Wednesday, January 4th 2012. | Science News

The first flights of the new airlines that will take tourists past the edge of space are poised to take off in 2012, and getting a seat on one is not all that different from booking a trip someplace on Earth. You can sign up on the website of, say, Virgin Galactic, the most prominent of the new space tourism companies, or go to a travel agent and put down a hefty deposit. Soon you will be able to buy travel insurance, just as you can for any other vacation.

Flights to space ready for tourists of meansVirgin Galactic intends to start offering flights just beyond the space barrier on a rocket ship it has built, featuring five minutes of weightlessness during a 21⁄2-hour jaunt. At $200,000 a seat, this will open the final frontier.

“Hopefully by next Christmas, myself, my daughter and my son will be the first people to go up into space,” Richard Branson, the owner of Virgin Galactic, said in a videotaped interview in November (with a touch of his signature grandiosity).

At least two other specialty airlines have jumped in as well, taking reservations (and deposits) for future space flights.

Allianz, the big insurer, will introduce an insurance product in 2012, lending space tourism the trappings of the regular travel industry.

“Just to be able to sell space travel as a regular part of your business, really, just how cool is that?” said Lynda Turley Garrett, president of Alpine Travel of Saratoga, Calif., who is one of 58 accredited space agents for Virgin Galactic in the United States.

In five years, she has sold three seats.

By 2017, “it’ll be just like scheduling a flight to LA,” Garrett predicted.

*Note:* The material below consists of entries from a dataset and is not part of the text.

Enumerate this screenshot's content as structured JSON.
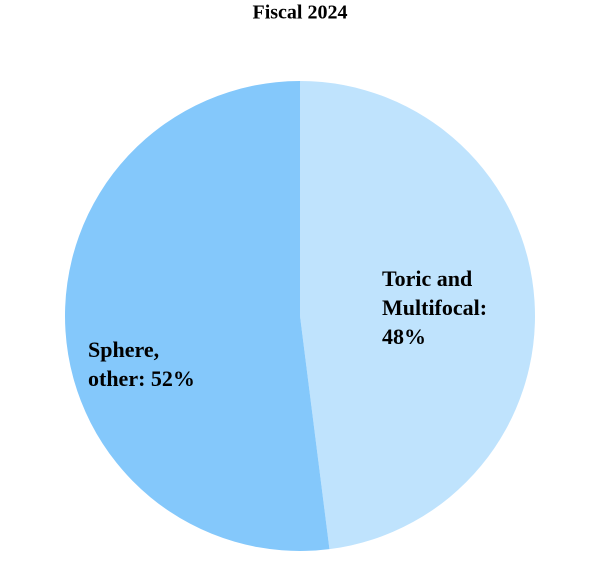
{
  "chart_data": {
    "type": "pie",
    "title": "Fiscal 2024",
    "categories": [
      "Toric and Multifocal",
      "Sphere, other"
    ],
    "values": [
      48,
      52
    ],
    "colors": [
      "#bfe3fd",
      "#84c8fb"
    ],
    "labels": [
      [
        "Toric and",
        "Multifocal:",
        "48%"
      ],
      [
        "Sphere,",
        "other: 52%"
      ]
    ]
  }
}
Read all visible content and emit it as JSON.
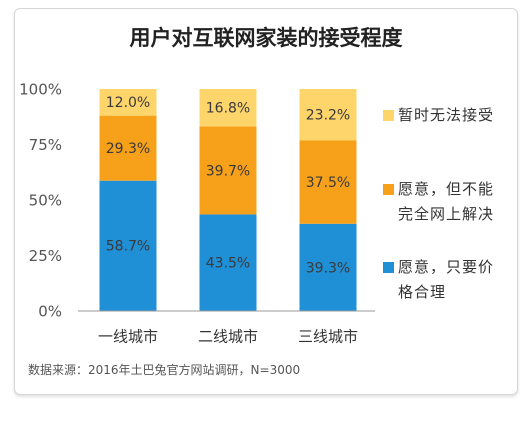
{
  "source": "数据来源：2016年土巴兔官方网站调研，N=3000",
  "chart_data": {
    "type": "bar",
    "stacked": true,
    "title": "用户对互联网家装的接受程度",
    "xlabel": "",
    "ylabel": "",
    "categories": [
      "一线城市",
      "二线城市",
      "三线城市"
    ],
    "series": [
      {
        "name": "愿意，只要价格合理",
        "values": [
          58.7,
          43.5,
          39.3
        ],
        "color": "#1f8fd6"
      },
      {
        "name": "愿意，但不能完全网上解决",
        "values": [
          29.3,
          39.7,
          37.5
        ],
        "color": "#f7a11a"
      },
      {
        "name": "暂时无法接受",
        "values": [
          12.0,
          16.8,
          23.2
        ],
        "color": "#fdd56b"
      }
    ],
    "ylim": [
      0,
      100
    ],
    "yticks": [
      0,
      25,
      50,
      75,
      100
    ],
    "ytick_labels": [
      "0%",
      "25%",
      "50%",
      "75%",
      "100%"
    ],
    "grid": false,
    "legend": "right"
  }
}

Virgin Galactic is not the only one with paying customers. XCOR Aerospace of Mojave, Calif., has more than 100 reservations for a $95,000 seat on its small space plane, which will have just two seats — one for the pilot and one for the passenger. XCOR could begin flying as soon as 2013.

And Space Adventures Ltd. of Vienna, Va., which has been taking reservations for a while at $110,000 a seat, has signed up more than 200 people. Its partner, Armadillo Aerospace of Heath, Texas, plans to build an automated spacecraft — no pilot — that can take up two people at a time.